Start cell analysis measurement. In this way, the conditions for hemolysis of red blood cells can be aligned, and cell analysis can be performed with less error.

The light transmittance measurement of a red blood cell sample uses a light lamp, semiconductor laser, LED, etc. as a light source.

A light source and a photodetector are set before and after the glass reaction container where blood pretreatment is performed, and the amount of transmitted light is measured to determine the light transmittance. The time change in the amount of transmitted light is measured from the start of hemolysis.

〔Effect of the invention〕

According to the present invention, there are effects as described below.

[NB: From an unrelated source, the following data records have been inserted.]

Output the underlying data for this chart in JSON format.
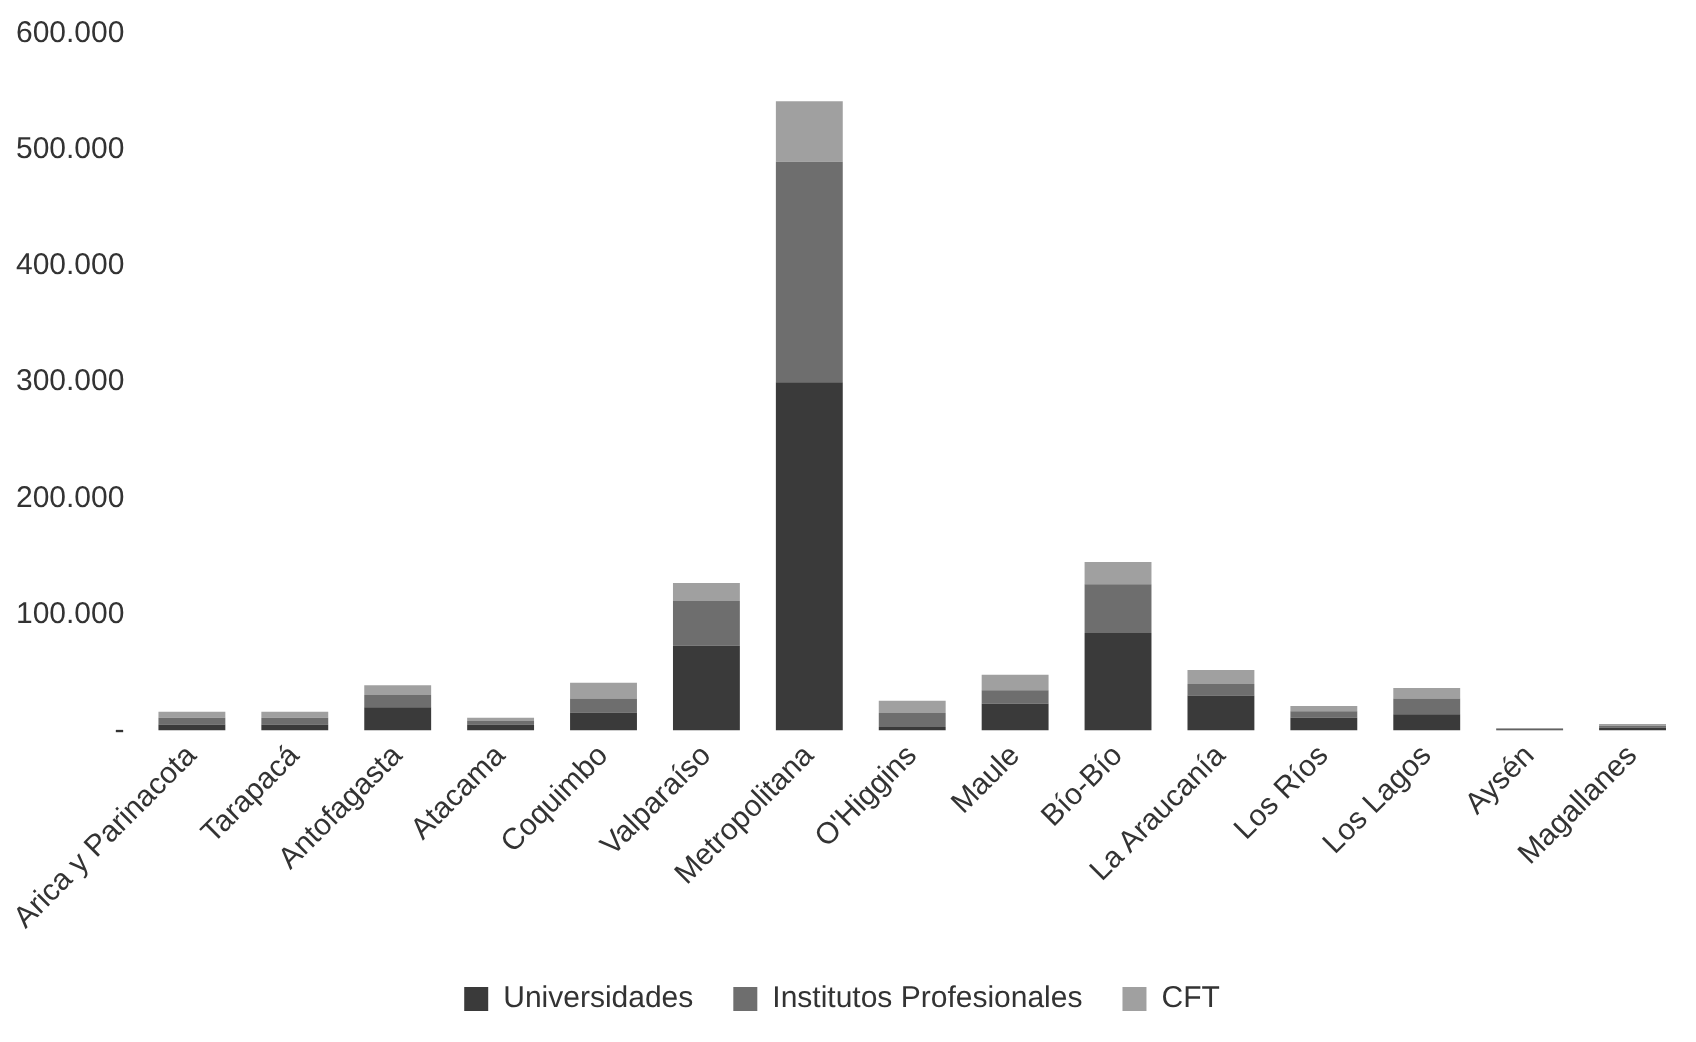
{
  "chart_data": {
    "type": "bar",
    "stacked": true,
    "categories": [
      "Arica y Parinacota",
      "Tarapacá",
      "Antofagasta",
      "Atacama",
      "Coquimbo",
      "Valparaíso",
      "Metropolitana",
      "O'Higgins",
      "Maule",
      "Bío-Bío",
      "La Araucanía",
      "Los Ríos",
      "Los Lagos",
      "Aysén",
      "Magallanes"
    ],
    "series": [
      {
        "name": "Universidades",
        "color": "#3a3a3a",
        "values": [
          5000,
          5000,
          20000,
          5000,
          15500,
          73000,
          300000,
          3000,
          23000,
          84000,
          30000,
          11000,
          14000,
          1000,
          2500
        ]
      },
      {
        "name": "Institutos Profesionales",
        "color": "#6e6e6e",
        "values": [
          6000,
          6000,
          10500,
          3000,
          12000,
          38500,
          190000,
          12000,
          11500,
          42000,
          10000,
          5500,
          13500,
          500,
          1500
        ]
      },
      {
        "name": "CFT",
        "color": "#a0a0a0",
        "values": [
          5000,
          5000,
          8500,
          3000,
          13500,
          15500,
          52000,
          10500,
          13500,
          19000,
          12000,
          4500,
          9000,
          500,
          1500
        ]
      }
    ],
    "ylim": [
      0,
      600000
    ],
    "yticks": [
      {
        "value": 0,
        "label": "-"
      },
      {
        "value": 100000,
        "label": "100.000"
      },
      {
        "value": 200000,
        "label": "200.000"
      },
      {
        "value": 300000,
        "label": "300.000"
      },
      {
        "value": 400000,
        "label": "400.000"
      },
      {
        "value": 500000,
        "label": "500.000"
      },
      {
        "value": 600000,
        "label": "600.000"
      }
    ],
    "grid": false,
    "legend": "bottom"
  }
}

(1) The measurement accuracy of cell analysis using a small number of blood cells, which has been a problem in the past, has been improved by checking the number of target blood cells in advance using a different measurement method, and increasing the number of blood cells processed for cell analysis based on the results. To set measurement conditions,
The measurement accuracy of cell analysis can be improved.

(2) It has a means to measure the hemolyzed state of red blood cells while sequentially measuring changes in light transmittance, and since cells can be analyzed in a sufficiently hemolyzed state, there are fewer erroneous measurements in cell analysis due to insufficient red blood cell hemolysis during blood pretreatment. As a result, the accuracy of cell analysis can be improved.

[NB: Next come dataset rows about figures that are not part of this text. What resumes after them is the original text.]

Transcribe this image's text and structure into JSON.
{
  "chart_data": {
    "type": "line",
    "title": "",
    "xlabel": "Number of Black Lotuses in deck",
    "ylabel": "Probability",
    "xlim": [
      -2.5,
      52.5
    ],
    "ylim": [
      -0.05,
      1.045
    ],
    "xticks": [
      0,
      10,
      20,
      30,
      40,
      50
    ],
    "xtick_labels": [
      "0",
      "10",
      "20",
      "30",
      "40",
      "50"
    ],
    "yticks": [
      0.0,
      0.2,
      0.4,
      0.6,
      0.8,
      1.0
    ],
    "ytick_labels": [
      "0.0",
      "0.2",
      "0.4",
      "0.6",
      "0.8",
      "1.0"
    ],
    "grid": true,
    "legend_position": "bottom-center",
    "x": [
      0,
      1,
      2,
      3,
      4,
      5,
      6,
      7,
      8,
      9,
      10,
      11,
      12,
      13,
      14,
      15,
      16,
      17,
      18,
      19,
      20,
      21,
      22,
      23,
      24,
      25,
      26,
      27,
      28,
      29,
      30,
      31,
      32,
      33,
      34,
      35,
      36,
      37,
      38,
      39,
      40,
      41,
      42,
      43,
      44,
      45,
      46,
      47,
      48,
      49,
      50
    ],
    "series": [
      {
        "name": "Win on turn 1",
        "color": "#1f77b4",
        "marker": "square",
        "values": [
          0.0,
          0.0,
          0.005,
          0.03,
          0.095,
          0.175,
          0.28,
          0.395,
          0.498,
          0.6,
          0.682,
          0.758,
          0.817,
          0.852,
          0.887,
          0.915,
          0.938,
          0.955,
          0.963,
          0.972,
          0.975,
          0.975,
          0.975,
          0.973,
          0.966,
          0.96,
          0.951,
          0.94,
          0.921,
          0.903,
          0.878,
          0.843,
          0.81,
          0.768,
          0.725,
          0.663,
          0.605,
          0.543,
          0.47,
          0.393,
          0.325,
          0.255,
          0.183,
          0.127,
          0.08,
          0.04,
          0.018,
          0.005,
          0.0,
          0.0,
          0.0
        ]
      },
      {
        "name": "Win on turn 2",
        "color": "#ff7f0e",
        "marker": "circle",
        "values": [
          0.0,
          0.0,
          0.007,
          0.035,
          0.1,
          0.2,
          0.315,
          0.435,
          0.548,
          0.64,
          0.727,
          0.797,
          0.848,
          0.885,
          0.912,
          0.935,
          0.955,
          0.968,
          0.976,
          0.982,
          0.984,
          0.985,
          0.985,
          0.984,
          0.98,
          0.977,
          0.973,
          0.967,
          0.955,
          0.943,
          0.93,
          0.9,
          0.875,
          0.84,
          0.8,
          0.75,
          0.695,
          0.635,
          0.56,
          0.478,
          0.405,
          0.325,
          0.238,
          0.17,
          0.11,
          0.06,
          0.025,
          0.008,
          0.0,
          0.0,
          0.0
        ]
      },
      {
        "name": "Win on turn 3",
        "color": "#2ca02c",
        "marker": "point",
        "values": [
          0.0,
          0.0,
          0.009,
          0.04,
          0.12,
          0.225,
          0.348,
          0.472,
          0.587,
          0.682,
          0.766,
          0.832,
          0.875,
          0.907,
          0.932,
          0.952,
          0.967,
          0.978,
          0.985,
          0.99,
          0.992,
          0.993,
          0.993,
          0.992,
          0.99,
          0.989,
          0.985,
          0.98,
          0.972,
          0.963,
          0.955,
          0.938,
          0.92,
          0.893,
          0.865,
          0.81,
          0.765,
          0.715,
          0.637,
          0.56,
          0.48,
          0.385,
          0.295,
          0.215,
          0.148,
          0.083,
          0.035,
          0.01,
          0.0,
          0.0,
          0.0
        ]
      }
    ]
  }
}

(3) (1) and (2) automatically change and set the measurement conditions for each blood sample, eliminating the need for re-measurement or pre-processing, improving operability and shortening measurement time. can be measured.

[Brief explanation of drawings]

Figure 1 shows a block diagram showing the configuration of the present invention, and Figures 2 (a) and (b) show a method for measuring lymphocyte subset processing, where (a) shows lymphocytes being extracted using light scattering information. Parameter distribution diagram, (b) is a diagram showing a histogram of fluorescence intensity when a fluorescently labeled monoclonal antibody binds to lymphocytes, Figure 3 is a diagram showing an example of a histogram of white blood cell volume, and Figure 4 is a diagram showing blood FIG. 5 is a diagram showing the change in light transmittance over time when a hemolytic agent is applied to a diluted sample, and is a time chart of each process in FIG. 1. 1. Blood specimen, 2. Blood cell counter section, 3. Blood count data analysis section, 4. Blood preprocessing section, 5. Measurement condition analysis section, 6. Cells. Analysis Department, 7...Cell Data Analysis Department, Figure 2

Claims (1)

[Claims] 1. A blood count data analysis unit that analyzes measurement conditions for the next measurement based on blood cell count data, and measurement conditions that sets measurement conditions for the measurement system based on the analysis results. 1. A cell analysis device comprising a setting section and a control section for controlling a cell analysis section with measurement conditions thereof, and setting measurement conditions for each blood sample. 2. It has a blood preprocessing section consisting of a means for measuring the hemolyzed state of red blood cells by light transmittance and a means for identifying the degree of hemolysis from the data series of the measurement results, and starts cell analysis from the time hemolysis is completed. , a cell analysis device characterized by reducing analysis errors due to unhemolyzed red blood cells.